Görev istenmez, verilir

Siyasette önemli işler yapmış isimlere yönelik bir kural vardır. Bu kuralda görev istenmez, görev verilir ve hiçbir zaman verilen görevi küçümsemeden elden gelenin en iyisi en güzeli yapılmaya çalışılır.
Hikmet Çetin'e, 12 Haziran'da milletvekili adayı olup olmayacağını sordum.
Siyasi kuralı hatırlattı, "Görev verilirse, teklif yapılırsa millete hizmetten kaçmam" dedi.
Türkiye'nin büyük değişim ve dönüşüm yaşadığı bir dönemde yapılacak 12 Haziran seçimlerinde, "akil adam" konumunda olan ne kadar fazla isim Meclis'e girerse Türkiye için iyi olacaktır düşüncesi genel kabul görüyor.

* * *
2011 İÇİN İKİ SENARYO
12 Haziran 2011 genel seçimlerine adım adım yaklaşırken, anketler dikkatle değerlendiriliyor. 2011 seçiminin eşiği de ortaya çıkıyor:
Yüzde 37 oy. Konda Araştırma'dan Bekir Ağırdır'ın "yüzde 37 oy" açıklaması dikkati çekiyor.
AK Parti'ye dair senaryo:
AK Parti kitle partisi, ülkenin her yerinde önemli bir oy oranına sahip, AK Parti'nin kazanacağı milletvekili sayısını belirleyecek etmen kendi oy oranı değil karşısındakilerin oy oranı olacak.

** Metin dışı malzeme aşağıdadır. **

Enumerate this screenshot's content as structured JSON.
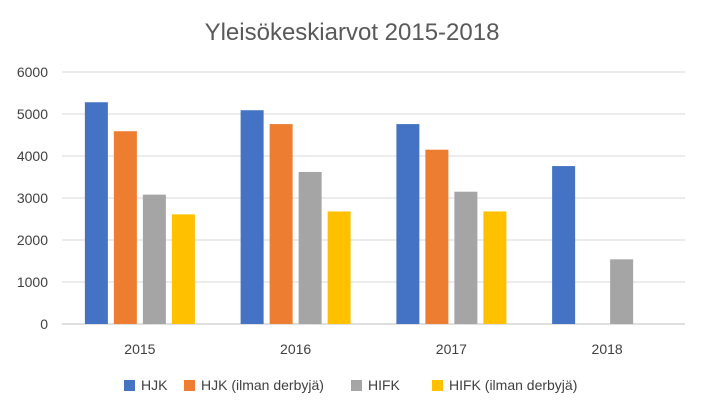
{
  "chart_data": {
    "type": "bar",
    "title": "Yleisökeskiarvot 2015-2018",
    "xlabel": "",
    "ylabel": "",
    "categories": [
      "2015",
      "2016",
      "2017",
      "2018"
    ],
    "ylim": [
      0,
      6000
    ],
    "yticks": [
      0,
      1000,
      2000,
      3000,
      4000,
      5000,
      6000
    ],
    "grid": true,
    "legend_position": "bottom",
    "series": [
      {
        "name": "HJK",
        "color": "#4472C4",
        "values": [
          5280,
          5090,
          4760,
          3760
        ]
      },
      {
        "name": "HJK (ilman derbyjä)",
        "color": "#ED7D31",
        "values": [
          4590,
          4760,
          4150,
          null
        ]
      },
      {
        "name": "HIFK",
        "color": "#A5A5A5",
        "values": [
          3080,
          3620,
          3150,
          1540
        ]
      },
      {
        "name": "HIFK (ilman derbyjä)",
        "color": "#FFC000",
        "values": [
          2610,
          2680,
          2680,
          null
        ]
      }
    ]
  }
}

AK Parti yüzde 38,5 ile 40 aralığında oy aldığında 276-290 milletvekilliği, yüzde 41 ile 45 oy aralığında 290-330 milletvekilliği, yüzde 46-51 oy aralığında 330-366 milletvekilliği, yüzde 52'yi geçerse de 367 ve üstü milletvekilliği kazanacak.
Görüldüğü gibi iktidardan düşmesi için, AK Parti'nin oyunun yüzde 38'in altına düşmesi gerekiyor veya diğer partilerin oy oranlarının çok ama çok daha fazla artması gerekiyor.
CHP'ye dair senaryo:
CHP'nin olası oy oranlarıyla kazanacağı milletvekilliği sayıları şöyle: CHP: yüzde 25-28 oranında oy alırsa 140-160 milletvekilliği, yüzde 29-32 oranında oy alırsa 160-180 milletvekilliği, yüzde 32-36 oy alırsa 181-195 milletvekilliği kazanacak. 200 milletvekilliğini aşması için CHP'nin yüzde 37 oy oranını aşması gerekiyor.